In the first proceeding, a jury could reasonably have reached a verdict of not guilty of assault by resolving only one fact: that Hoehl lacked the requisite specific intent to cause serious bodily injury to the child. See § 18-3-202(1)(a), C.R.S.1973. A determination of how the burns were incurred was not essential to a finding that Hoehl's acts, whatever they may have been, were not calculated to cause injury. Consequently, the jury's verdict was not necessarily conclusive with respect to the remaining facts at issue.

Thus, reprosecution for knowing child abuse was proper. This case is not like Ashe v. Swenson, supra, where collateral estoppel barred retrial on the issue of defendant's identification, an issue necessarily resolved in defendant's favor at his first trial, because a finding that defendant had committed the crime was essential to the conviction in the second proceeding. Here, a finding that Hoehl did not act intentionally does not bar reprosecution because specific intent to cause serious injury is not an ultimate fact essential to proof of knowing child abuse. Rather, conduct that is not intentional, but is either done "knowingly" or "negligently" may suffice to sustain a child abuse conviction.
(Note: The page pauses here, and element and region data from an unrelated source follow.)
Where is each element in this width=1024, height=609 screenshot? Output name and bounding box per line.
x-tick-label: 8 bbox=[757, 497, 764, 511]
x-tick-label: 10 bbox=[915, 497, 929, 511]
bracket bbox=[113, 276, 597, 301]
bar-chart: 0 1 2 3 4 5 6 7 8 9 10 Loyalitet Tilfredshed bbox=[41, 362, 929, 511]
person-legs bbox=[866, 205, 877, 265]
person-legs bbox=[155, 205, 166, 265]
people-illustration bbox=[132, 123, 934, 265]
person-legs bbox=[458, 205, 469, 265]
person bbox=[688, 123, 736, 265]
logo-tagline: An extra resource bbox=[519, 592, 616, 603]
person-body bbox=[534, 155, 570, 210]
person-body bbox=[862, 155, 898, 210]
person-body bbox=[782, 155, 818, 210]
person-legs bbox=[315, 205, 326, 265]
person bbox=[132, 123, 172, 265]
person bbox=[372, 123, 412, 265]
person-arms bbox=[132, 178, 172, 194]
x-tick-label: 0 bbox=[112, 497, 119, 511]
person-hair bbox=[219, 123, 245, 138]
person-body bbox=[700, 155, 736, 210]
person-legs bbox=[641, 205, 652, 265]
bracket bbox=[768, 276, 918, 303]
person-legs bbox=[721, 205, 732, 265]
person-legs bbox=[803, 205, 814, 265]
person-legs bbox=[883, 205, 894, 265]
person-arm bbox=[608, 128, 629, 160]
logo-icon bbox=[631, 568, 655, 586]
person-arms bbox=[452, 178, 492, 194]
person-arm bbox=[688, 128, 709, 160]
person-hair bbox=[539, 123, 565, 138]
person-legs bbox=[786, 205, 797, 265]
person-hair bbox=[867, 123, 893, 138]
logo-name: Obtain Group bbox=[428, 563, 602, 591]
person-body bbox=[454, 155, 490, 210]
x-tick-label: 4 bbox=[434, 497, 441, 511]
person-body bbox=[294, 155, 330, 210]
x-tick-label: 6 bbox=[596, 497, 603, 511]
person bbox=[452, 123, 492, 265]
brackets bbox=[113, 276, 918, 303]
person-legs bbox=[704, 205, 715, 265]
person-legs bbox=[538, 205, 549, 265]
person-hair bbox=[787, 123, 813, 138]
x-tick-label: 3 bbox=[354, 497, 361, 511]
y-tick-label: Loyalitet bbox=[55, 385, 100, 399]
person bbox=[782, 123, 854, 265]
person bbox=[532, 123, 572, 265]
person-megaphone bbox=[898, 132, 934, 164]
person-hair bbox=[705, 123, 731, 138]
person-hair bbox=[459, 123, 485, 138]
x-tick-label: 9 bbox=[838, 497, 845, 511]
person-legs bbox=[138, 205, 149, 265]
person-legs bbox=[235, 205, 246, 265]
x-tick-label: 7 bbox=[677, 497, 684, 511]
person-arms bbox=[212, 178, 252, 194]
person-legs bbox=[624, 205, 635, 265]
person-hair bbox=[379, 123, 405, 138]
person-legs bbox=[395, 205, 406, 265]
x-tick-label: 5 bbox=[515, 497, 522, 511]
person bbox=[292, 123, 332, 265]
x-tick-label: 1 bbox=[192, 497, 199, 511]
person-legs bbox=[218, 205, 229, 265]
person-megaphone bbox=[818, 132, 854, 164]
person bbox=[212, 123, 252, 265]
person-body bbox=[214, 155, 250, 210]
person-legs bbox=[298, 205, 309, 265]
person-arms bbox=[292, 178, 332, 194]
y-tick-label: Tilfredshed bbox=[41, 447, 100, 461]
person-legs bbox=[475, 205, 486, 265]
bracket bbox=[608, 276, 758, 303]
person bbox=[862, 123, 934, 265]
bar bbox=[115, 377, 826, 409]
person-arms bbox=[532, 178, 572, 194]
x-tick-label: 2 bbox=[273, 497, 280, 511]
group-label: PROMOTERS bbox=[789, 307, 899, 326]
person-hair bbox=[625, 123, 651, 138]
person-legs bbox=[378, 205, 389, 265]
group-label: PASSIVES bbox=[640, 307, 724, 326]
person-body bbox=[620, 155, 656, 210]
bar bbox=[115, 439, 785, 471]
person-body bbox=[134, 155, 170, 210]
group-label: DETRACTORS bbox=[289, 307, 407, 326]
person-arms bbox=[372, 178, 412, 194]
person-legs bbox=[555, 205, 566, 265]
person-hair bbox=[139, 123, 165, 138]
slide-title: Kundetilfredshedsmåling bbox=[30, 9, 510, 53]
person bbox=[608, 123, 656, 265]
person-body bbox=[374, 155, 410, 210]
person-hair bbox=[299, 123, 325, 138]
Hoehl contends here, as he did below in a motion in limine, that if collateral estoppel bars relitigation of intentional child abuse, prosecution on the theory of "forcible infliction of injuries" is necessarily precluded. We do not agree that application of the test set out in Ashe v. Swenson, supra, compels this result. In our view, "forcible infliction of injuries" describes Hoehl's conduct rather than his state of mind. Accordingly, a jury's determination that Hoehl did not intend to injure the child does not necessarily imply a finding that he did not use force to hold her hands against the radiator. Moreover, Hoehl could be found guilty of knowing child abuse if he knowingly placed the girl in a dangerous situation by leaving the room when her hands were on the radiator, even if he did not forcibly hold them there.

II.

We also find no error in the trial court's failure to give Hoehl's tendered theory of the case instruction. He argues, in this regard, that the jury was left with an erroneous impression regarding the culpable mental state necessary to commit "knowing" child abuse and that his tendered instruction would have clarified the issue by explaining what conscious conduct was necessary to constitute the crime. We conclude that, while it would not have been error to have given defendant's second tendered "theory of the case" instruction, nevertheless, the trial court did not commit reversible error in rejecting that instruction.

The instructions that were given to the jury were adequate to instruct it on the issues in this case, including the definition and application of the term "knowingly." Thus, the jury having been properly instructed, there was no error. See People v. Montoya, Colo.App., 616 P.2d 156 (1980).

The judgment is affirmed.

ENOCH, C. J., and KIRSHBAUM, J., concur.